You provide a set of possible feature columns as inputs, and the algorithm determines the optimal combination of the input columns that linearly separates each group of data while minimizing the distances within each group.
This module is provided solely for backward compatibility with experiments created using the pre-release version of Azure Machine Learning. We recommend that you modify your experiments to use Fisher Linear Discriminant Analysis instead.
More about linear discriminant analysis
Linear discriminant analysis is often used for dimensionality reduction, because it projects a set of features onto a smaller feature space while preserving the information that discriminates between classes. This not only reduces computational costs for a given classification task, but can help prevent overfitting.
Linear discriminant analysis is similar to analysis of variance (ANOVA) in that it works by comparing the means of the variables, and is based on these assumptions:
Predictors are independent
Values are normally distributed
Variances among groups are similar
Linear Discriminant Analysis is sometimes abbreviated to LDA, but this is easily confused with Latent Dirichlet Allocation. The techniques are completely different.
How to use Linear Discriminant Analysis
Add the Linear Discriminant Analysis module to your experiment in Studio, and connect the dataset you want to evaluate.
Select a set of numeric feature columns as inputs.
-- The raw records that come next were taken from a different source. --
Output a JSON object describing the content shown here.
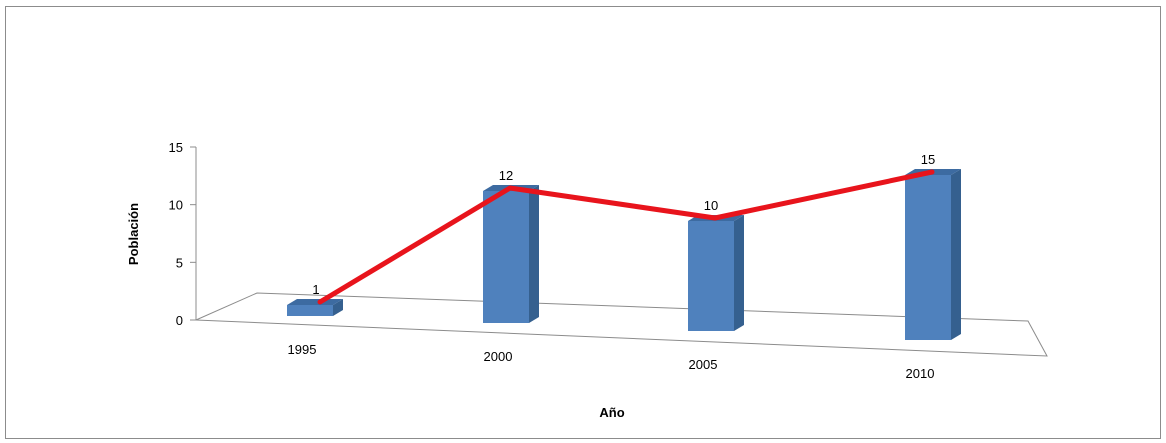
{
  "chart_data": {
    "type": "bar",
    "title": "",
    "xlabel": "Año",
    "ylabel": "Población",
    "categories": [
      "1995",
      "2000",
      "2005",
      "2010"
    ],
    "values": [
      1,
      12,
      10,
      15
    ],
    "overlay_line_values": [
      1,
      12,
      10,
      15
    ],
    "yticks": [
      "0",
      "5",
      "10",
      "15"
    ],
    "ylim": [
      0,
      15
    ],
    "grid": false,
    "legend": "none",
    "bar_color": "#4f81bd",
    "line_color": "#e8141c"
  }
}
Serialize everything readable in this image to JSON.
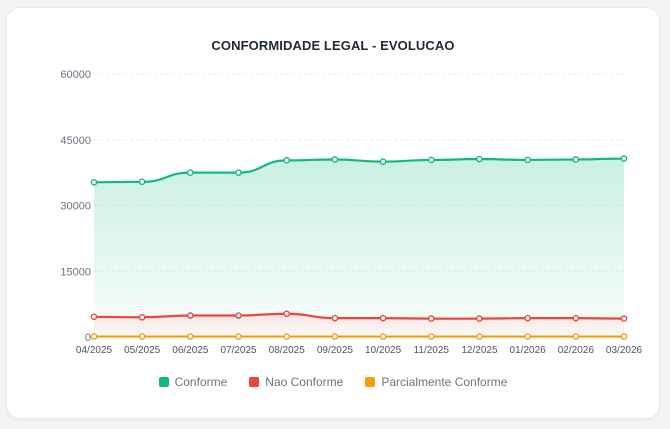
{
  "chart_data": {
    "type": "area",
    "title": "CONFORMIDADE LEGAL - EVOLUCAO",
    "categories": [
      "04/2025",
      "05/2025",
      "06/2025",
      "07/2025",
      "08/2025",
      "09/2025",
      "10/2025",
      "11/2025",
      "12/2025",
      "01/2026",
      "02/2026",
      "03/2026"
    ],
    "ylim": [
      0,
      60000
    ],
    "yticks": [
      0,
      15000,
      30000,
      45000,
      60000
    ],
    "grid": true,
    "legend_position": "bottom",
    "series": [
      {
        "name": "Conforme",
        "color": "#10b981",
        "fill": true,
        "values": [
          35300,
          35400,
          37500,
          37500,
          40300,
          40500,
          40000,
          40400,
          40600,
          40400,
          40500,
          40700
        ]
      },
      {
        "name": "Nao Conforme",
        "color": "#ef4444",
        "fill": true,
        "values": [
          4600,
          4500,
          4900,
          4900,
          5300,
          4300,
          4300,
          4200,
          4200,
          4300,
          4300,
          4200
        ]
      },
      {
        "name": "Parcialmente Conforme",
        "color": "#f59e0b",
        "fill": false,
        "values": [
          100,
          100,
          100,
          100,
          100,
          100,
          100,
          100,
          100,
          100,
          100,
          100
        ]
      }
    ]
  }
}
The columns provided as inputs must meet these requirements:
- Your data must be complete (no missing values).
- It is also useful to have fewer predictors than there are samples.
- Because the values are expected to have a normal distribution, you should review the data for outliers.
Run the experiment.
The algorithm determines the optimal combination of the input columns that linearly separates each group of data while minimizing the distances within each group.
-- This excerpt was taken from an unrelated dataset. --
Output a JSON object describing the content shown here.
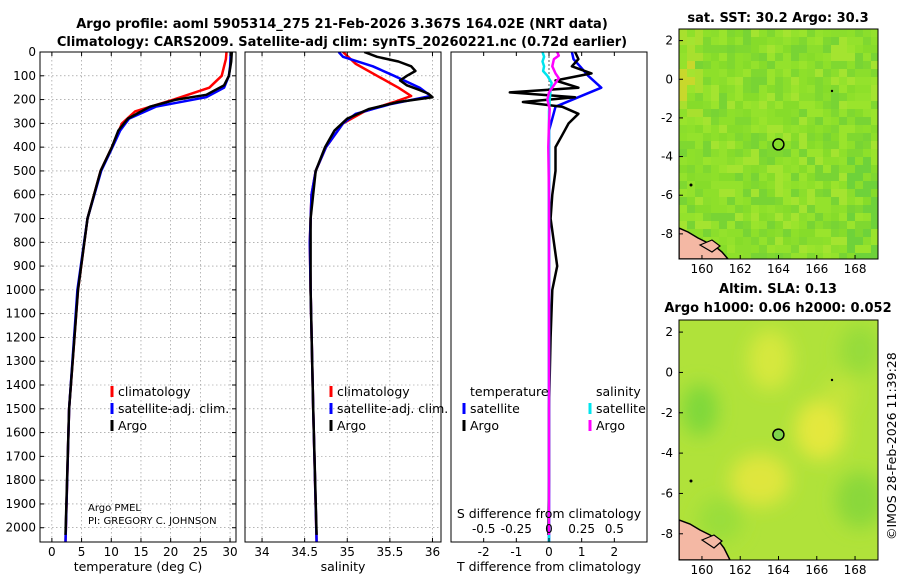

The module has two outputs:
Feature Extractors: A set of scores (eigenvectors), also called a discrimination matrix.
Transformed Features: A dataset containing the features that have been transformed using the eigenvectors.
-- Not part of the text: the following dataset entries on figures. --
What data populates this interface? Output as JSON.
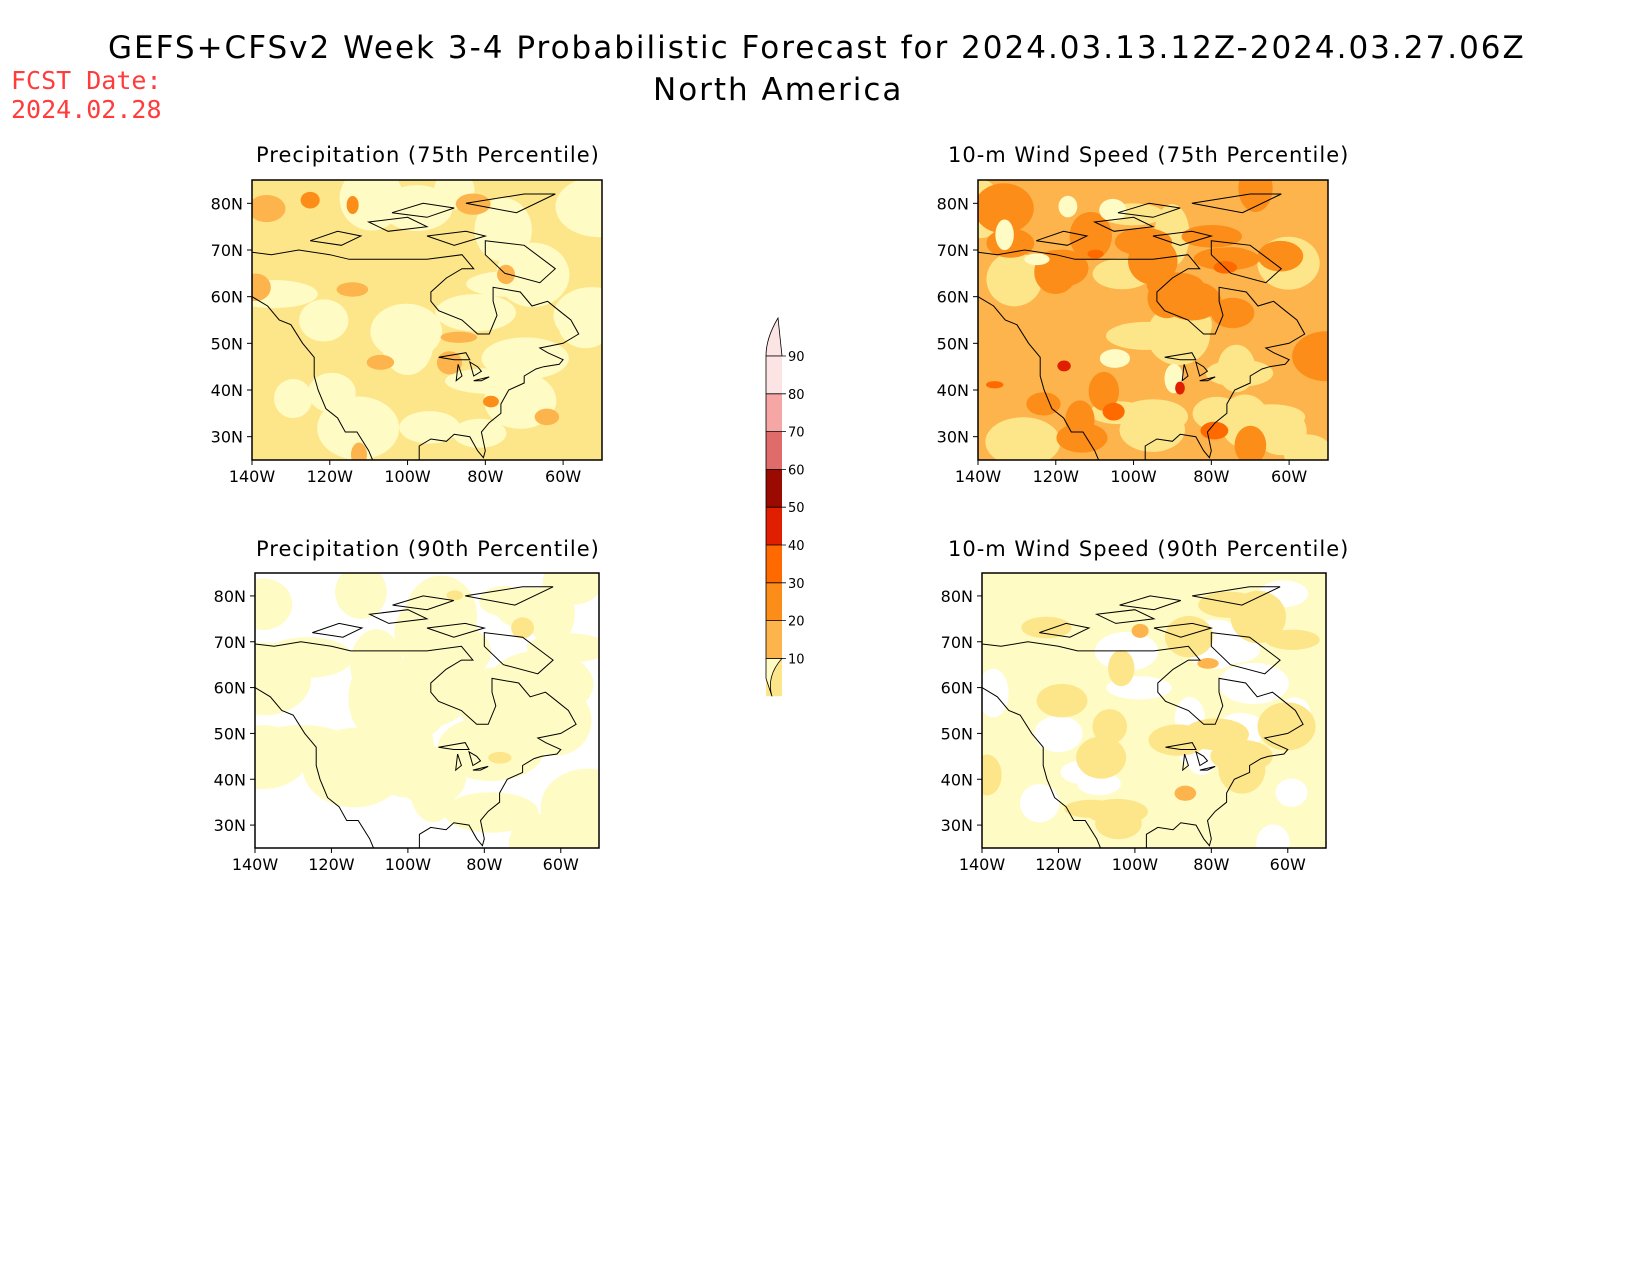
{
  "header": {
    "title": "GEFS+CFSv2 Week 3-4 Probabilistic Forecast for 2024.03.13.12Z-2024.03.27.06Z",
    "region": "North America",
    "fcst_date_label": "FCST Date:",
    "fcst_date_value": "2024.02.28"
  },
  "panels": [
    {
      "id": "precip75",
      "title": "Precipitation (75th Percentile)"
    },
    {
      "id": "wind75",
      "title": "10-m Wind Speed (75th Percentile)"
    },
    {
      "id": "precip90",
      "title": "Precipitation (90th Percentile)"
    },
    {
      "id": "wind90",
      "title": "10-m Wind Speed (90th Percentile)"
    }
  ],
  "axes": {
    "lat_ticks": [
      "80N",
      "70N",
      "60N",
      "50N",
      "40N",
      "30N"
    ],
    "lon_ticks": [
      "140W",
      "120W",
      "100W",
      "80W",
      "60W"
    ]
  },
  "colorbar": {
    "levels": [
      "10",
      "20",
      "30",
      "40",
      "50",
      "60",
      "70",
      "80",
      "90"
    ],
    "colors": [
      "#fffbc4",
      "#fde68a",
      "#fdb44c",
      "#fb8d18",
      "#ff6a00",
      "#e01e00",
      "#9a0a00",
      "#e06b6b",
      "#f7a6a6",
      "#fde4e4"
    ]
  }
}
To see examples of how feature selection is used in machine learning experiments, see the Azure AI Gallery:
Twitter Sentiment Analysis: Uses filter-Based Feature Selection to improve experiment results.
Fisher Linear Discriminant Analysis: Demonstrates how to use this module for dimensionality reduction.
This section contains implementation details, tips, and answers to frequently asked questions.
This method works only on continuous variables, not categorical or ordinal variables.
Rows with missing values are ignored when computing the transformation matrix.
The algorithm will examine all numeric columns not designated as labels, to see if there is any correlation. If you want to exclude a numeric column, add a Select Columns in Dataset module before feature selection to create a view that contains only the columns you wish to analyze.
For more information about how the eigenvalues are calculated, see this paper (PDF download):
- Eigenvector-based Feature Extraction for Classification. Tymbal, Puuronen et al.
|Dataset||Data Table||Input dataset|
|Class labels column||any||ColumnSelection||None||Select the column that contains the categorical class labels|
|Feature extractors||Data Table||Eigen vectors of input dataset|
|Transformed features||Data Table||Fisher linear discriminant analysis features transformed to eigen vector space|
|Error 0001||Exception occurs if one or more specified columns of data set couldn't be found.|
|Error 0003||Exception occurs if one or more of inputs are null or empty.|
|Error 0017||Exception occurs if one or more specified columns have type unsupported by current module.|
For a list of errors specific to Studio modules, see Machine Learning Error codes
For a list of API exceptions, see Machine Learning REST API Error Codes.